From the Abstract [PDF of entire report]
Although some have heralded recent political and cultural developments as signaling the arrival of a postracial era in America, several legal and social controversies regarding ''reverse racism'' highlight Whites' increasing concern about anti-White bias. We show that this emerging belief reflects Whites' view of racism as a zero-sum game, such that decreases in perceived bias against Blacks over the past six decades are associated with increases in perceived bias against Whites-a relationship not observed in Blacks' perceptions. Moreover, these changes in Whites' conceptions of racism are extreme enough that Whites have now come to view anti-White bias as a bigger societal problem than anti-Black bias.
The findings of the this report were no surprise to many I am sure, but it does raise a significant question as we think about any major social/cultural issue be it race, sexuality, gender, class, etc. What do we do when a vital member of the community holds a perspective that is more about perception that reality? While I get how White people can "feel" that this is their reality - they are targets of racism- we must not allow this perspective to drive the future of our conversations on race. Yes, there may certainly be instances where White folks are pained because of their race, but the idea that racism against White people should be taken seriously as a larger social reality does not hold water for me. Compassion and understanding for particular instances where White folks are harmed because of the color of their skin must be had, but as a norm that drives larger understandings of race in the United States, acceptance and agreement are simple not options for me.
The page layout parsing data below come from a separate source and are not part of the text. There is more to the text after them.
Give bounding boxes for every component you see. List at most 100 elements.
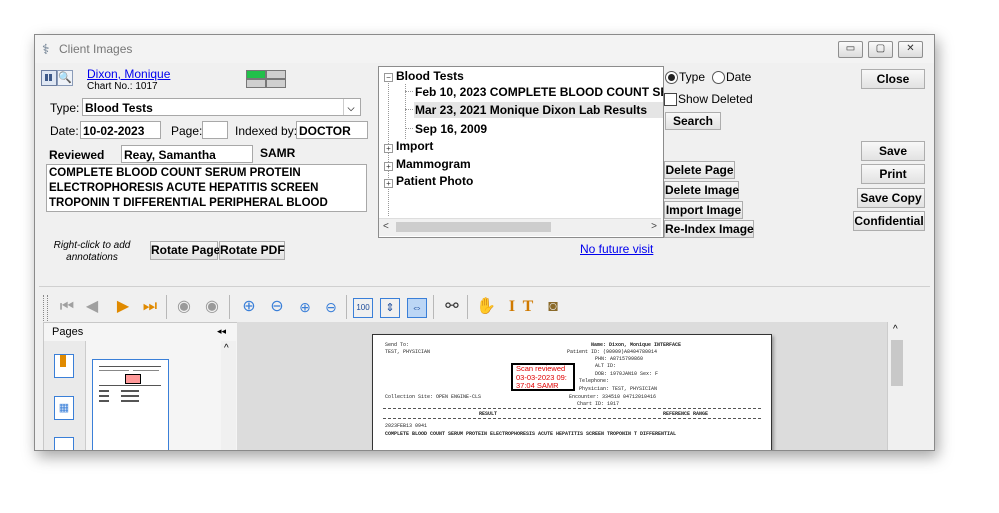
close-window-button[interactable]: ✕ (898, 41, 923, 58)
save-copy-button[interactable]: Save Copy (857, 188, 925, 208)
expand-icon[interactable]: + (384, 144, 393, 153)
rotate-page-button[interactable]: Rotate Page (150, 241, 220, 260)
chevron-down-icon[interactable]: ⌵ (343, 99, 358, 115)
document-viewer: Send To: TEST, PHYSICIAN Name: Dixon, Mo… (237, 322, 906, 450)
doc-alt-id: ALT ID: (595, 363, 617, 369)
panel-collapse-icon[interactable]: ◂◂ (217, 326, 226, 337)
search-patient-icon[interactable]: 🔍 (57, 70, 73, 86)
delete-page-button[interactable]: Delete Page (664, 161, 735, 179)
tree-group-import[interactable]: Import (396, 139, 433, 153)
indexed-by-field[interactable]: DOCTOR (296, 121, 368, 139)
fit-page-icon[interactable]: ⇕ (380, 298, 400, 318)
bookmarks-icon[interactable] (54, 354, 74, 378)
page-field[interactable] (202, 121, 228, 139)
find-binoculars-icon[interactable]: ⚯ (441, 296, 463, 318)
minus-icon[interactable]: ⊖ (320, 296, 342, 318)
close-button[interactable]: Close (861, 69, 925, 89)
rotate-pdf-button[interactable]: Rotate PDF (219, 241, 285, 260)
print-button[interactable]: Print (861, 164, 925, 184)
tree-item-feb-2023[interactable]: Feb 10, 2023 COMPLETE BLOOD COUNT SER (415, 85, 663, 99)
date-label: Date: (50, 124, 79, 138)
scan-reviewed-stamp: Scan reviewed 03-03-2023 09: 37:04 SAMR (511, 363, 575, 391)
tree-horizontal-scrollbar[interactable]: < > (379, 218, 661, 236)
scroll-right-icon[interactable]: > (651, 221, 657, 232)
toolbar-grip[interactable] (43, 295, 48, 321)
hand-tool-icon[interactable]: ✋ (475, 296, 497, 318)
scroll-up-icon[interactable]: ^ (893, 324, 898, 335)
tree-item-sep-2009[interactable]: Sep 16, 2009 (415, 122, 487, 136)
tree-group-blood-tests[interactable]: Blood Tests (396, 69, 464, 83)
thumbnails-icon[interactable]: ▦ (54, 396, 74, 420)
future-visit-link[interactable]: No future visit (580, 242, 653, 256)
actual-size-icon[interactable]: 100 (353, 298, 373, 318)
description-textarea[interactable]: COMPLETE BLOOD COUNT SERUM PROTEIN ELECT… (46, 164, 367, 212)
type-value: Blood Tests (85, 101, 153, 115)
text-annotation-icon[interactable]: T (517, 296, 539, 318)
type-select[interactable]: Blood Tests ⌵ (82, 98, 361, 116)
panel-side-tabs: ▦ (44, 341, 86, 450)
window-title: Client Images (59, 42, 133, 56)
save-button[interactable]: Save (861, 141, 925, 161)
page-label: Page: (171, 124, 203, 138)
fit-width-icon[interactable]: ⇔ (407, 298, 427, 318)
document-page: Send To: TEST, PHYSICIAN Name: Dixon, Mo… (372, 334, 772, 450)
pages-vertical-scrollbar[interactable]: ^ (221, 341, 236, 450)
viewer-vertical-scrollbar[interactable]: ^ (887, 322, 906, 450)
reindex-image-button[interactable]: Re-Index Image (664, 220, 754, 238)
last-page-icon[interactable]: ⏭ (139, 296, 161, 318)
show-deleted-checkbox[interactable] (664, 93, 677, 106)
expand-icon[interactable]: + (384, 162, 393, 171)
document-tree: − Blood Tests Feb 10, 2023 COMPLETE BLOO… (378, 66, 664, 238)
import-image-button[interactable]: Import Image (664, 201, 743, 219)
tree-item-mar-2021[interactable]: Mar 23, 2021 Monique Dixon Lab Results (415, 103, 647, 117)
previous-page-icon[interactable]: ◀ (81, 296, 103, 318)
delete-image-button[interactable]: Delete Image (664, 181, 739, 199)
card-icon[interactable] (41, 70, 57, 86)
back-icon[interactable]: ◉ (173, 296, 195, 318)
chart-number: Chart No.: 1017 (87, 81, 158, 92)
tree-group-patient-photo[interactable]: Patient Photo (396, 174, 473, 188)
doc-encounter: Encounter: 334510 04712010416 (569, 394, 657, 400)
doc-reference-header: REFERENCE RANGE (663, 411, 709, 417)
tree-group-mammogram[interactable]: Mammogram (396, 157, 471, 171)
confidential-button[interactable]: Confidential (853, 211, 925, 231)
search-button[interactable]: Search (665, 112, 721, 130)
first-page-icon[interactable]: ⏮ (56, 296, 78, 318)
scroll-thumb[interactable] (396, 222, 551, 232)
scroll-thumb[interactable] (891, 340, 903, 386)
expand-icon[interactable]: + (384, 179, 393, 188)
doc-patient-id: Patient ID: (90909)A8404780014 (567, 349, 658, 355)
zoom-out-icon[interactable]: ⊖ (266, 296, 288, 318)
doc-name-line: Name: Dixon, Monique INTERFACE (591, 342, 682, 348)
page-thumbnail[interactable] (92, 359, 169, 450)
snapshot-camera-icon[interactable]: ◙ (542, 296, 564, 318)
next-page-icon[interactable]: ▶ (112, 296, 134, 318)
doc-dob: DOB: 1970JAN10 Sex: F (595, 371, 659, 377)
sort-type-label: Type (679, 70, 706, 84)
reviewed-by-field[interactable]: Reay, Samantha (121, 145, 253, 163)
reviewer-code: SAMR (260, 146, 296, 160)
patient-name-link[interactable]: Dixon, Monique (87, 67, 170, 81)
sort-type-radio[interactable] (665, 71, 678, 84)
plus-icon[interactable]: ⊕ (294, 296, 316, 318)
annotations-hint: Right-click to add annotations (53, 240, 131, 263)
doc-line-1: 2023FEB13 0941 (385, 423, 428, 429)
scroll-left-icon[interactable]: < (383, 221, 389, 232)
scroll-up-icon[interactable]: ^ (224, 343, 229, 354)
maximize-button[interactable]: ▢ (868, 41, 893, 58)
sort-date-label: Date (726, 70, 752, 84)
sort-date-radio[interactable] (712, 71, 725, 84)
collapse-icon[interactable]: − (384, 73, 393, 82)
type-label: Type: (50, 101, 80, 115)
doc-send-to-value: TEST, PHYSICIAN (385, 349, 431, 355)
doc-send-to: Send To: (385, 342, 410, 348)
minimize-button[interactable]: ▭ (838, 41, 863, 58)
doc-collection-site: Collection Site: OPEN ENGINE-CLS (385, 394, 482, 400)
app-icon: ⚕ (42, 41, 50, 57)
forward-icon[interactable]: ◉ (201, 296, 223, 318)
indexed-by-label: Indexed by: (235, 124, 298, 138)
zoom-in-icon[interactable]: ⊕ (238, 296, 260, 318)
date-field[interactable]: 10-02-2023 (80, 121, 161, 139)
doc-result-header: RESULT (479, 411, 498, 417)
attachments-icon[interactable] (54, 437, 74, 450)
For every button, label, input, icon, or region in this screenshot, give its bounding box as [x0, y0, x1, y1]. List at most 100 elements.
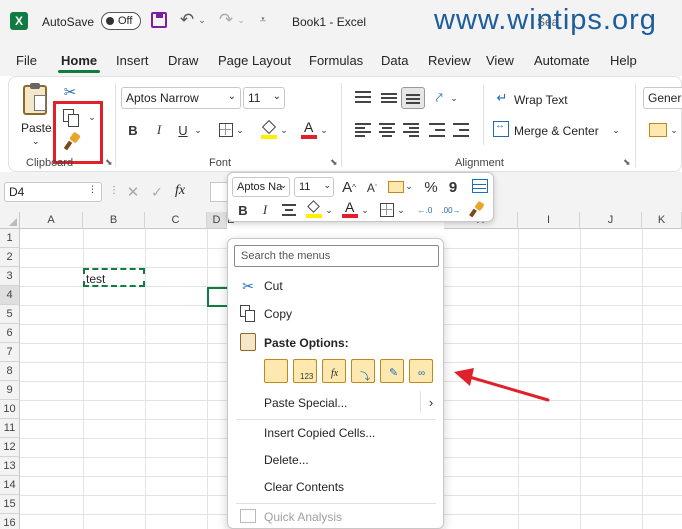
name-box-dropdown-icon[interactable]: ⋮ — [88, 184, 97, 195]
bold-button[interactable]: B — [125, 121, 141, 139]
underline-dropdown-icon[interactable]: ⌄ — [193, 123, 203, 137]
orientation-icon[interactable]: ⤤ — [431, 89, 447, 107]
mini-font-color-dropdown-icon[interactable]: ⌄ — [360, 203, 370, 217]
paste-option-values-icon[interactable]: 123 — [293, 359, 317, 383]
orientation-dropdown-icon[interactable]: ⌄ — [449, 91, 459, 105]
cancel-icon[interactable]: ✕ — [125, 183, 141, 201]
align-left-icon[interactable] — [355, 123, 371, 137]
column-header-a[interactable]: A — [20, 212, 83, 229]
menu-item-copy[interactable]: Copy — [264, 307, 292, 321]
decrease-font-icon[interactable]: Aˇ — [364, 179, 380, 197]
comma-style-button[interactable]: 9 — [446, 177, 460, 197]
mini-italic-button[interactable]: I — [258, 201, 272, 219]
percent-button[interactable]: % — [422, 177, 440, 197]
font-size-combo[interactable]: 11 ⌄ — [243, 87, 285, 109]
row-header-2[interactable]: 2 — [0, 248, 20, 267]
select-all-corner[interactable] — [0, 212, 20, 229]
row-header-4[interactable]: 4 — [0, 286, 20, 305]
paste-option-formulas-icon[interactable]: fx — [322, 359, 346, 383]
font-color-icon[interactable]: A — [301, 119, 317, 139]
column-header-d[interactable]: D — [207, 212, 227, 229]
italic-button[interactable]: I — [151, 121, 167, 139]
menu-search-input[interactable]: Search the menus — [234, 245, 439, 267]
column-header-j[interactable]: J — [580, 212, 642, 229]
mini-font-size-combo[interactable]: 11 ⌄ — [294, 177, 334, 197]
name-box[interactable]: D4 ⋮ — [4, 182, 102, 202]
paste-option-formatting-icon[interactable]: ✎ — [380, 359, 404, 383]
confirm-icon[interactable]: ✓ — [149, 183, 165, 201]
column-header-i[interactable]: I — [518, 212, 580, 229]
mini-font-name-combo[interactable]: Aptos Na ⌄ — [232, 177, 290, 197]
tab-home[interactable]: Home — [61, 53, 97, 68]
row-header-5[interactable]: 5 — [0, 305, 20, 324]
row-header-7[interactable]: 7 — [0, 343, 20, 362]
mini-format-painter-icon[interactable] — [468, 200, 486, 219]
undo-icon[interactable]: ↶ — [178, 10, 196, 30]
row-header-1[interactable]: 1 — [0, 229, 20, 248]
wrap-text-icon[interactable]: ↵ — [493, 89, 511, 107]
mini-borders-dropdown-icon[interactable]: ⌄ — [396, 203, 406, 217]
tab-draw[interactable]: Draw — [168, 53, 198, 68]
row-header-14[interactable]: 14 — [0, 476, 20, 495]
mini-font-color-icon[interactable]: A — [342, 199, 358, 219]
mini-borders-icon[interactable] — [380, 203, 394, 217]
row-header-16[interactable]: 16 — [0, 514, 20, 529]
cut-icon[interactable]: ✂ — [61, 83, 79, 101]
mini-fill-dropdown-icon[interactable]: ⌄ — [324, 203, 334, 217]
row-header-8[interactable]: 8 — [0, 362, 20, 381]
tab-automate[interactable]: Automate — [534, 53, 590, 68]
menu-item-paste-special[interactable]: Paste Special... — [264, 396, 347, 410]
format-painter-icon[interactable] — [63, 131, 81, 151]
increase-indent-icon[interactable] — [453, 123, 469, 137]
merge-center-button[interactable]: Merge & Center — [514, 124, 599, 138]
redo-dropdown-icon[interactable]: ⌄ — [236, 12, 246, 28]
row-header-15[interactable]: 15 — [0, 495, 20, 514]
accounting-format-icon[interactable] — [649, 123, 667, 137]
customize-qat-icon[interactable]: ⩡ — [256, 12, 270, 28]
align-middle-icon[interactable] — [381, 91, 397, 105]
paste-dropdown-icon[interactable]: ⌄ — [32, 136, 40, 147]
clipboard-launcher-icon[interactable]: ⬊ — [105, 157, 113, 168]
borders-dropdown-icon[interactable]: ⌄ — [235, 123, 245, 137]
menu-item-insert-copied-cells[interactable]: Insert Copied Cells... — [264, 426, 375, 440]
tab-review[interactable]: Review — [428, 53, 471, 68]
redo-icon[interactable]: ↷ — [217, 10, 235, 30]
accounting-dropdown-icon[interactable]: ⌄ — [404, 179, 414, 193]
row-header-10[interactable]: 10 — [0, 400, 20, 419]
active-cell-d4[interactable] — [207, 287, 229, 307]
row-header-11[interactable]: 11 — [0, 419, 20, 438]
merge-dropdown-icon[interactable]: ⌄ — [611, 123, 621, 137]
wrap-text-button[interactable]: Wrap Text — [514, 93, 568, 107]
insert-function-button[interactable]: fx — [175, 183, 185, 199]
decrease-decimal-icon[interactable]: .00→ — [440, 201, 462, 219]
align-center-icon[interactable] — [379, 123, 395, 137]
chevron-right-icon[interactable]: › — [424, 393, 438, 411]
tab-file[interactable]: File — [16, 53, 37, 68]
undo-dropdown-icon[interactable]: ⌄ — [197, 12, 207, 28]
column-header-c[interactable]: C — [145, 212, 207, 229]
copy-dropdown-icon[interactable]: ⌄ — [87, 109, 97, 125]
accounting-format-icon[interactable] — [388, 181, 404, 193]
tab-data[interactable]: Data — [381, 53, 408, 68]
font-name-combo[interactable]: Aptos Narrow ⌄ — [121, 87, 241, 109]
align-bottom-icon[interactable] — [401, 87, 425, 109]
autosave-toggle[interactable]: Off — [101, 12, 141, 30]
menu-item-delete[interactable]: Delete... — [264, 453, 309, 467]
underline-button[interactable]: U — [175, 121, 191, 139]
column-header-b[interactable]: B — [83, 212, 145, 229]
column-header-k[interactable]: K — [642, 212, 682, 229]
tab-view[interactable]: View — [486, 53, 514, 68]
copy-icon[interactable] — [63, 109, 79, 127]
paste-option-paste-icon[interactable] — [264, 359, 288, 383]
menu-item-cut[interactable]: Cut — [264, 279, 283, 293]
save-icon[interactable] — [151, 12, 167, 28]
row-header-9[interactable]: 9 — [0, 381, 20, 400]
mini-bold-button[interactable]: B — [236, 201, 250, 219]
increase-font-icon[interactable]: A ^ — [340, 177, 358, 197]
tab-insert[interactable]: Insert — [116, 53, 149, 68]
tab-page-layout[interactable]: Page Layout — [218, 53, 291, 68]
font-launcher-icon[interactable]: ⬊ — [330, 157, 338, 168]
fill-color-icon[interactable] — [261, 119, 277, 139]
row-header-6[interactable]: 6 — [0, 324, 20, 343]
row-header-13[interactable]: 13 — [0, 457, 20, 476]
What I think is really going is that as the perceptions of racial relationships get better, there is a social understanding that if it is not that bad for brown people anymore then certainly it must be worse of for White folks. This "if it's better for 'them' it must be worse for 'us'" mentality only exacerbates the problem of genuine racial harmony.
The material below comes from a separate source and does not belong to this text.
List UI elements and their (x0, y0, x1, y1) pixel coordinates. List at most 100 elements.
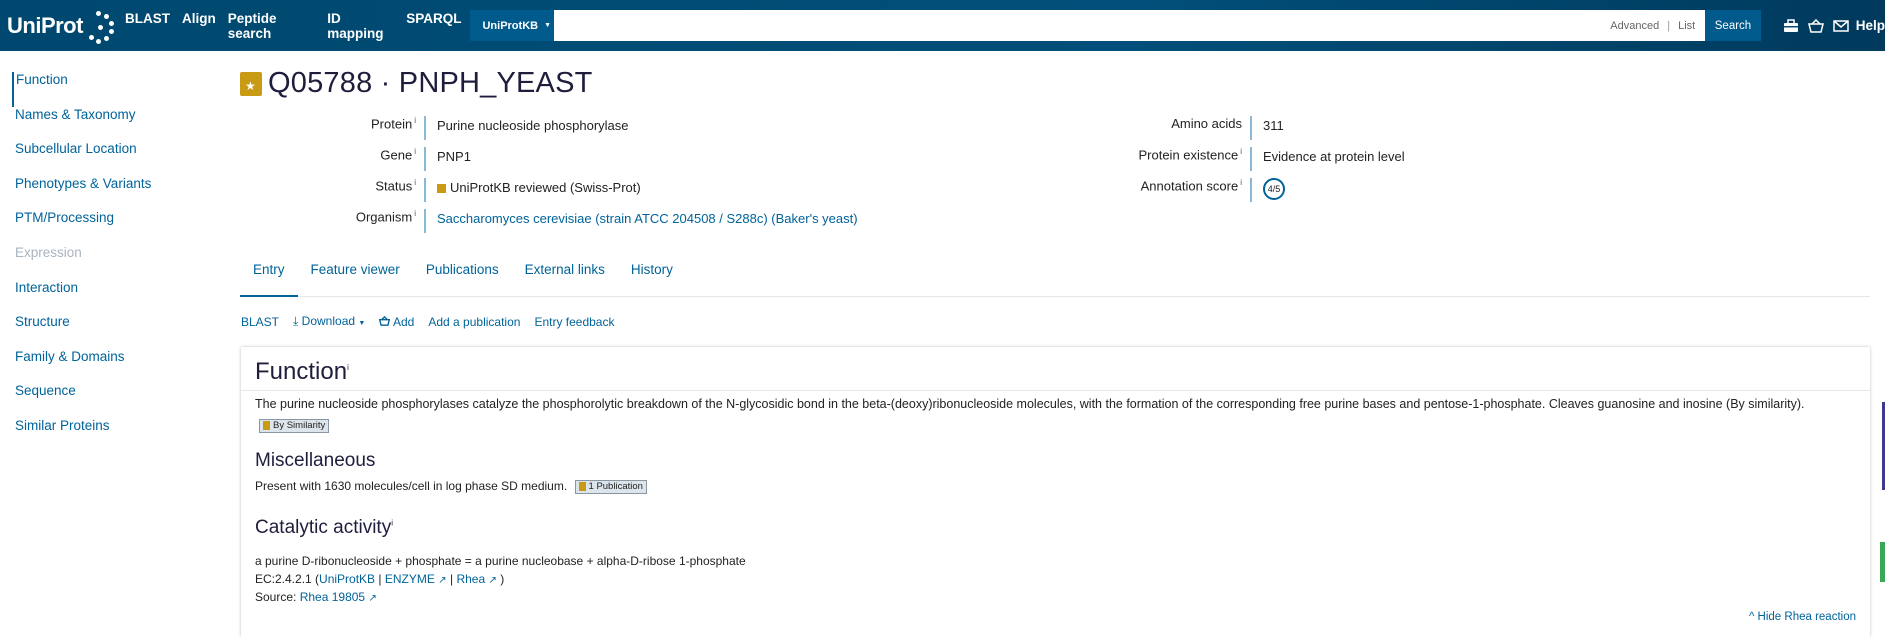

Now in business circles, where the primary matrix of success and relationships is financial profitability this may actually be true.
There is a finite amount of resources that are available for people to attain and exploit. For instance, when I travel and board planes, I see that there are a limited number of seats in first class.
There is not an unlimited space for people to be part of that part of the airplane, so IF equal access and opportunity ever does level the playing field, a few of the 90% of White men who generally occupy those seats are going to have to walk a few more rows into coach because there will be women and brown folks moving on up. The same goes for upper-management of fortune 500 companies, leaders of educational institutions and other places where White men still occupy a disproportionate number of high-level seats.
This notion that we each hold a finite amount of resources that must be protected at all costs, and even if those gains have roots in historic injustice and unearned privilege, is dangerous and will get us nowhere. This will be especially true if this posture of scarcity and protectionism is transfered to our understanding of dignity, compassion and community. We often treat our own ability to see people as complex and created human beings as some kind of commodity that is doled out based on merit and/or availability furthering the idea that if am going treat this person with a generous spirit, then I must have to take something away from someone. And even worse, we fall into the destructive trap of believing that if I see someone else being treated with a generous spirit, then obviously something is being taken away from me.
Again, while there is a finite number of seats in First Class and the CEO table, the same does not hold true for the household of God. Unlike our natural proclivity to ration our love like pennies in our pocket, God's abundant love for another, does not mean less for you or I. As culture moves forward and race, gender and sexuality norms shift and change, those who have held a dominate role MUST not see or act out of a feeling that something is being taken away so it must be protected. In fact, society will only reach further into the possibility of a just and whole world if those who hold power and authority joyfully usher in a distribution that provides for the well-being of all God's people.
So . . . all compassion to White friends and strangers for the emotional and physical struggles around your experiences of race, but the social understanding that racism is now worse for White folks than for others must be not only be shed, but challenged by you and the rest society as a whole if we are truly going to move forward to a place of genuine racial wholeness.